KP: Si tu savais le nombre de fois où on s’est dit en écoutant des morceaux : celui là, faut qu’on en fasse une version Lovataraxx! Après le confinement, j’aimerais reprendre la route. On a pas mal de tournées et dates qui ont sauté, comme tu t’en doutes. Jouer en live commence sincèrement à me manquer. Le milieu musical prend un sacré coup dans l’aile! Et puis on aimerait travailler sur le nouvel album !
9) KLEO PATTERN / ALMOND BLOSSOM, pour finir dans l’ délire, c’est qui au juste ces 2 là ??
K.P.: C’est le plaisir de se déguiser. Je viens plus du monde du spectacle et de la scène.

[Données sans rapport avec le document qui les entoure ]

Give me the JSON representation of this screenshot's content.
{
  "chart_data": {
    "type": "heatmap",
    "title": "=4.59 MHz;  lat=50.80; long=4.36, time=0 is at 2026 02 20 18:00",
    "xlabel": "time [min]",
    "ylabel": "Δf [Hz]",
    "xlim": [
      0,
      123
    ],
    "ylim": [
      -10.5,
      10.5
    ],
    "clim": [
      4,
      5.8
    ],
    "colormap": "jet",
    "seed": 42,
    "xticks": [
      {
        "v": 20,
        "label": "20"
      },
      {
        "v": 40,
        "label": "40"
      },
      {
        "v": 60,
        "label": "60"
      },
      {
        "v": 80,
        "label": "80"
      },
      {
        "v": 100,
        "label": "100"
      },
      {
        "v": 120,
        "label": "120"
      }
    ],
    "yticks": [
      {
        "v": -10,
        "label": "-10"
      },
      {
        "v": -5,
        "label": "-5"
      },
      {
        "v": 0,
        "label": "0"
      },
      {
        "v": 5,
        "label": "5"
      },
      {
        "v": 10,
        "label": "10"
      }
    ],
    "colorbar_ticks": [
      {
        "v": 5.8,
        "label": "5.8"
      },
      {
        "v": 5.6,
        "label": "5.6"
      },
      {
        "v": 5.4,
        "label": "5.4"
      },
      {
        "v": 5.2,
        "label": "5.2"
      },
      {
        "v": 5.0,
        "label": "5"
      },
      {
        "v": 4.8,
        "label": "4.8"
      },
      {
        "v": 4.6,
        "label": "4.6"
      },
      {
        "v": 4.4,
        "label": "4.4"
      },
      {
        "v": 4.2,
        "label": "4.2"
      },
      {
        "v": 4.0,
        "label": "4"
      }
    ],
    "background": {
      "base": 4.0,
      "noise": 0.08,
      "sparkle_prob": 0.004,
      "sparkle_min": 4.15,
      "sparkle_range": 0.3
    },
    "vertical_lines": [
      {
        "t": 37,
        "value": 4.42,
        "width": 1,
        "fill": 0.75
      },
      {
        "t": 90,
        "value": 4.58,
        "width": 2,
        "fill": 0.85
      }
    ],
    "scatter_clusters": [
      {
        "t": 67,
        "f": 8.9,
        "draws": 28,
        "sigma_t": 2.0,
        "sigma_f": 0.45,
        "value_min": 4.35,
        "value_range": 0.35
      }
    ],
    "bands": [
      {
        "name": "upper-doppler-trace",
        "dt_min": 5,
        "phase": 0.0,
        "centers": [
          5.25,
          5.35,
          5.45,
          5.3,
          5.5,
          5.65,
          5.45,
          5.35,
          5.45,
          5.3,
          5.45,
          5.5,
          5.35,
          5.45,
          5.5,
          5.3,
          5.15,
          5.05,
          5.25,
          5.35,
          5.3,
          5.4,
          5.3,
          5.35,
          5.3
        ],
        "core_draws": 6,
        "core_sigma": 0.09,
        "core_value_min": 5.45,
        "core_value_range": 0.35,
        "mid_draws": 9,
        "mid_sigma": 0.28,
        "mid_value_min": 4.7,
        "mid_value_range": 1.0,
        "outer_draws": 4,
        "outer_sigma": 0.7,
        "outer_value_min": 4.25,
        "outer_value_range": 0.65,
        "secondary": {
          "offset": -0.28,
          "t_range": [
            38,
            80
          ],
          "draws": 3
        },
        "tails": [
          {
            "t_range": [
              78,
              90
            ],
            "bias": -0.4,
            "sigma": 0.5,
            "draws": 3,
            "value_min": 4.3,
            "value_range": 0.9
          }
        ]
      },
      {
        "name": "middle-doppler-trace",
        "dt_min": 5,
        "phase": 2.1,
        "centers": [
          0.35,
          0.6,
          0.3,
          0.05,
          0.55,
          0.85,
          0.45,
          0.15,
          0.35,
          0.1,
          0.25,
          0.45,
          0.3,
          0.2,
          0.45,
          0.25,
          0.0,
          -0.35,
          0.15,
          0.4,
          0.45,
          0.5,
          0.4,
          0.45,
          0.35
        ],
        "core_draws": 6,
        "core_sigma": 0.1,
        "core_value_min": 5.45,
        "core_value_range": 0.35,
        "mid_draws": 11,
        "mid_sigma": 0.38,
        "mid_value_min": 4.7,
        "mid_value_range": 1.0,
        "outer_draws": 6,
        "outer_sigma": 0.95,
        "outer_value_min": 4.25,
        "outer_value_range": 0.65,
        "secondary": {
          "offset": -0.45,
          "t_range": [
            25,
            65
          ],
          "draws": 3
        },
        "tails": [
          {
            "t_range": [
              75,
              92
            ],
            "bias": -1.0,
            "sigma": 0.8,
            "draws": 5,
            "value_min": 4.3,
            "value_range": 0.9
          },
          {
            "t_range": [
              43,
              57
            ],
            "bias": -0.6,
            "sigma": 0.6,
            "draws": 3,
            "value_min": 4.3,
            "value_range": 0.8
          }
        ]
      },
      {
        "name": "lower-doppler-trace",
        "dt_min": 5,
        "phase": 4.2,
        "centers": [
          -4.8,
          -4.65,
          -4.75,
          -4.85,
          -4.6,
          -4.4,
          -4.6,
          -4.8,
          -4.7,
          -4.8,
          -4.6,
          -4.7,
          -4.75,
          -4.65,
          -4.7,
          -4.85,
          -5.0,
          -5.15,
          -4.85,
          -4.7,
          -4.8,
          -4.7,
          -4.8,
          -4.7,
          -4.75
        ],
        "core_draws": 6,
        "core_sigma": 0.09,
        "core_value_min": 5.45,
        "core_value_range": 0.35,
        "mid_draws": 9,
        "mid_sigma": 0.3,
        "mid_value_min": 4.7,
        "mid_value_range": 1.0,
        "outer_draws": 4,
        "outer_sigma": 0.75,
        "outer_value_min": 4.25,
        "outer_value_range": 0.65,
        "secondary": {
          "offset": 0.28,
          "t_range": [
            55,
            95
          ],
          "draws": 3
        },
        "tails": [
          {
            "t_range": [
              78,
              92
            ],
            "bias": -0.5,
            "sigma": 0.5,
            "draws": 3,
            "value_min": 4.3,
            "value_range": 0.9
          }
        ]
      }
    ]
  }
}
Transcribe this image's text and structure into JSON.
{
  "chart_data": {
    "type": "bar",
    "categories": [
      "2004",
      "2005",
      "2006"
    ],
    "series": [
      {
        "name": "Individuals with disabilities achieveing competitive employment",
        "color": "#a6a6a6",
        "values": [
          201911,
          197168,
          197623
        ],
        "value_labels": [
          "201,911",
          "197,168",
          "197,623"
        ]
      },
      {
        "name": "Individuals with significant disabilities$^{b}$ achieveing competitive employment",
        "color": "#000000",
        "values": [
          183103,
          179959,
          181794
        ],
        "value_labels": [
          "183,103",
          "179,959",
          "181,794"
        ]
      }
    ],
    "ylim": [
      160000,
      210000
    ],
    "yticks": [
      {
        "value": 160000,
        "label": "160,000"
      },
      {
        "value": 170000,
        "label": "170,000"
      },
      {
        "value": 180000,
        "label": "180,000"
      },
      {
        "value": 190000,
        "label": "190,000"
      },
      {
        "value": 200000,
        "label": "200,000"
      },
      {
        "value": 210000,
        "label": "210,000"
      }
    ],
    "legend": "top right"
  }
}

J’avais envie de me créer un personnage qui colle à ce que je fais dans Lovataraxx: une petite sonorité allemande, le jeu sur les claviers…
AB: Almond Blossom vient entre autres choses d’un jeu de mots sur les Allman Brothers, un groupe de rock originaire de Macon en Géorgie qu’on écoutait pas mal à la maison quand j’étais gamin, et c’est surtout une référence au poème «La Sérénade», écrit par Aloysius Bertrand, un poète maudit. Oui c’est un peu délirant peut-être, c’est le surnom d’un jeune amant romantique et fleur bleu, donc il n’est pas pris au sérieux évidemment et il reçoit un seau – on va dire rempli d’eau- quand il veut chanter une sérénade. Je trouve ça dommage que le romantisme soit trop souvent associé à de la niaiserie. Alfred de Musset disait un truc du genre: savoir pleurer n’est pas une faiblesse.